Almost SistersThat little flutter in Leia’s belly makes her face the reality that Batman will be with her forever. Single and in her late thirties, she has decided to embrace her last chance at motherhood. Perhaps she had a bit too much fun at the Con where her famous graphic novel, Violence in Violet, was lauded before adoring fans, since she was several tequilas in when the Dark Knight ended up in her room. Now she can’t remember his name, and time is running out for her to find a way to tell her family before they can see the evidence for themselves.

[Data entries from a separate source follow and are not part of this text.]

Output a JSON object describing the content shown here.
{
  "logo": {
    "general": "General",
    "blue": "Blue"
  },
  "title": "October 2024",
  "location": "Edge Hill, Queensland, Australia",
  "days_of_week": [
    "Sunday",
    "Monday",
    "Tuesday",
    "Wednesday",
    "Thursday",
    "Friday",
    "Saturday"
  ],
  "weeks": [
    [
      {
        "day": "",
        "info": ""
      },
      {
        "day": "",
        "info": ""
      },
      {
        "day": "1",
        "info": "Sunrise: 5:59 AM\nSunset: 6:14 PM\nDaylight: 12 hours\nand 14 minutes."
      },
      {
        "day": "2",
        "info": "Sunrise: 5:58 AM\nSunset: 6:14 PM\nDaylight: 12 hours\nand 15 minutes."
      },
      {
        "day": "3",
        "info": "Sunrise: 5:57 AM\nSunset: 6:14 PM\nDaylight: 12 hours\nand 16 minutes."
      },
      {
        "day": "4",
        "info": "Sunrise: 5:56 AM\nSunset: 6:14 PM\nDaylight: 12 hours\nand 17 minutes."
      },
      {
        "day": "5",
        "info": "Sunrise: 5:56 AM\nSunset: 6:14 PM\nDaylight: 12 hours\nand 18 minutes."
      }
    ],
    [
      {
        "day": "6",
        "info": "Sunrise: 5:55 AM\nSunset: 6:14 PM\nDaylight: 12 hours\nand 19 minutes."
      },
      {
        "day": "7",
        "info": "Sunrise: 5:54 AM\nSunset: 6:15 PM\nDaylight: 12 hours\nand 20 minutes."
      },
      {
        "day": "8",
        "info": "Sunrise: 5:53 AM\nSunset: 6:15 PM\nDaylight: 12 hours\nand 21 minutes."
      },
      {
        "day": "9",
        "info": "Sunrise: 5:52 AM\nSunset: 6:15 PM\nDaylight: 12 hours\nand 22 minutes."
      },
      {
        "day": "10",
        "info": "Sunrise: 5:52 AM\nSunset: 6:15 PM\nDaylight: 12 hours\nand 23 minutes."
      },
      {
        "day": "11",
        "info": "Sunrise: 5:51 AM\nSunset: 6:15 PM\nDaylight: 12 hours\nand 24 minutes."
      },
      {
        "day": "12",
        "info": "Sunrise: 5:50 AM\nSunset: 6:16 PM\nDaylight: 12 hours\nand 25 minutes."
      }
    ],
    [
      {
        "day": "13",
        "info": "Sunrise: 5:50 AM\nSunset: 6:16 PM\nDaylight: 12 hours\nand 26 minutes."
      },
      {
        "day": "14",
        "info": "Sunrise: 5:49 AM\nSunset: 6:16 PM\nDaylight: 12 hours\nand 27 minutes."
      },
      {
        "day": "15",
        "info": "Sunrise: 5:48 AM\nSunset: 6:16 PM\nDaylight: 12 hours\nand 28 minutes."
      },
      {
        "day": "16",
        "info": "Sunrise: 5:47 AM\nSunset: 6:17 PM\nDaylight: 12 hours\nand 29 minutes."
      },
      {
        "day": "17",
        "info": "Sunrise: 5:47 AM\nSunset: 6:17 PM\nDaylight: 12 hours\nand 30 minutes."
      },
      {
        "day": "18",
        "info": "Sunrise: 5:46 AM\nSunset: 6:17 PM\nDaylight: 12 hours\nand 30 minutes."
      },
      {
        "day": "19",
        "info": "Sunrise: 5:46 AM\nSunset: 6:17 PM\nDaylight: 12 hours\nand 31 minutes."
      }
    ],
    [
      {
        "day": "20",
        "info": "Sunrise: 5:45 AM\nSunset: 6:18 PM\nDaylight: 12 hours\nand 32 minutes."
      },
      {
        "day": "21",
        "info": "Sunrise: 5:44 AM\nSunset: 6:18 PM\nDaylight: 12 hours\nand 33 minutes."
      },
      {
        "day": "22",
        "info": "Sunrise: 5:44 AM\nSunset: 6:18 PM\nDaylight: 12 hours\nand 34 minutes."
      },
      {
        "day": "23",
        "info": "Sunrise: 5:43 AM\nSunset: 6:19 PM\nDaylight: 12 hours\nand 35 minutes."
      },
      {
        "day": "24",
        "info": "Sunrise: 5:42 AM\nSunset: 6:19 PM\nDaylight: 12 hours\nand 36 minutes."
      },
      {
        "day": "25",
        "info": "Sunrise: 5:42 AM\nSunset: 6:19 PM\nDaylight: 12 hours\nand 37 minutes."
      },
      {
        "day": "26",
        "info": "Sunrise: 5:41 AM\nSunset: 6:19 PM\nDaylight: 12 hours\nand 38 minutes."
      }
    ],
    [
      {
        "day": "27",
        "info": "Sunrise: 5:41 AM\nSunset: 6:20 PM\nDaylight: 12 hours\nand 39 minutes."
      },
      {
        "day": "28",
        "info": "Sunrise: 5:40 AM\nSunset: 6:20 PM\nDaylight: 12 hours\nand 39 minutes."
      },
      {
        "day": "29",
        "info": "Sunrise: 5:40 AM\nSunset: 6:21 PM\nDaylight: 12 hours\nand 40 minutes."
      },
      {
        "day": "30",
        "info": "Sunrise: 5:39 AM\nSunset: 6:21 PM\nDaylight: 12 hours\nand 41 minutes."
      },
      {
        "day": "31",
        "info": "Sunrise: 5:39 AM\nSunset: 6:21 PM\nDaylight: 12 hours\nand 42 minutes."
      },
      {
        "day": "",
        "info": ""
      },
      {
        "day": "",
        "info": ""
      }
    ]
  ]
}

Leia didn’t see the text that her step-sister sent, canceling the family’s weekly brunch, so she witnessed the messy break-up for herself. Standing in the collapse of Rachel’s marriage, Leia’s phone exploded with texts and calls from Birchville, Alabama, where her grandmother, the last reigning Birch, had just given scandalous evidence of her advanced dementia by revealing every dirty secret of her beloved First Baptist Church, and even her dear friend Wattie had been helpless to stop her. With her crushed thirteen-year-old niece in tow, Leia is rushing down to the small-town South to save the day, and as she drives, she realizes that one thing about Batman may suddenly become important. She does remember that he was black.

What is a graphic novel artist doing in a Southern chick-lit novel? How did this light read that I chose for fun end up so full of important issues? This is the first novel that I have read by Joshilyn Jackson, although a friend who is an expert reader’s advisor recommended her Gods in Alabama to me a couple of years ago. Always trust librarians, especially when they know you well.

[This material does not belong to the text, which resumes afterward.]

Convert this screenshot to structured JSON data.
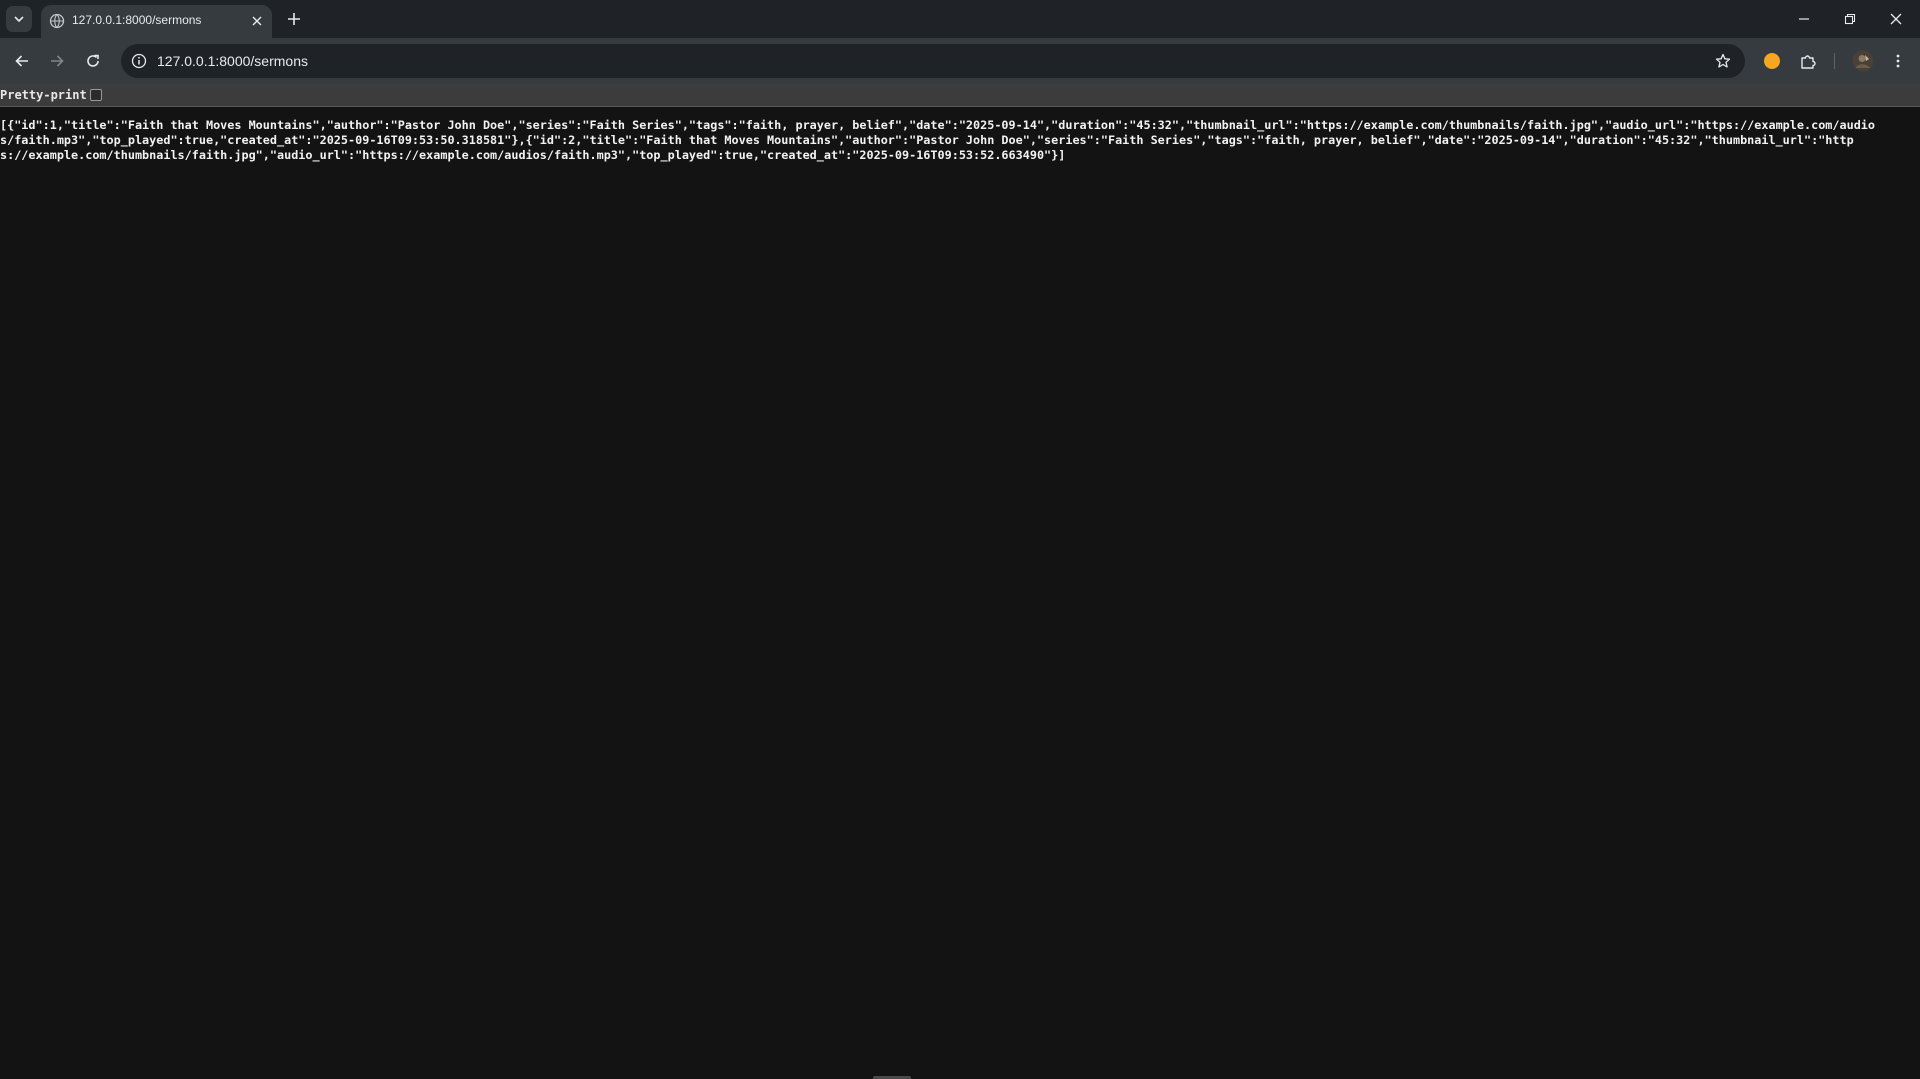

In this novel, Jackson explores the phenomenon of two realities, two truths, existing at the same time and in the same place. This theme is woven throughout the story, and always through the lens of personal experience. She writes from the inside. When she describes the warm and loving Southern small town, where everyone knows and cares for everyone else, we feel the truth in our hearts. When she describes the cold and vicious Southern small town, where race and class divide everyone into rigid groups and hatred simmers just below the surface, we also feel the truth in our hearts. It is not a choice between two options; both are real, and it is just as appropriate to rejoice in one as it is to mourn the other. Similarly, her wide-ranging criticisms of the church are obviously made by a believer. Invective from an outside observer was never so insightful. Institutions that have forgotten the love of the gospel message can never be mended by emergency casseroles.

Beloved characters and a many-layered plot come together with Jackson’s friendly style to create a story that is more than meets the eye. Not just a glass of sweet tea—maybe with a bit of bourbon. I have a trip to the beach coming up, and Gods in Alabama is definitely coming with me.

Very highly recommended.

Disclaimer: I read an advance reader copy of this book. Opinions expressed are solely my own and may not express those of my employer or anyone else.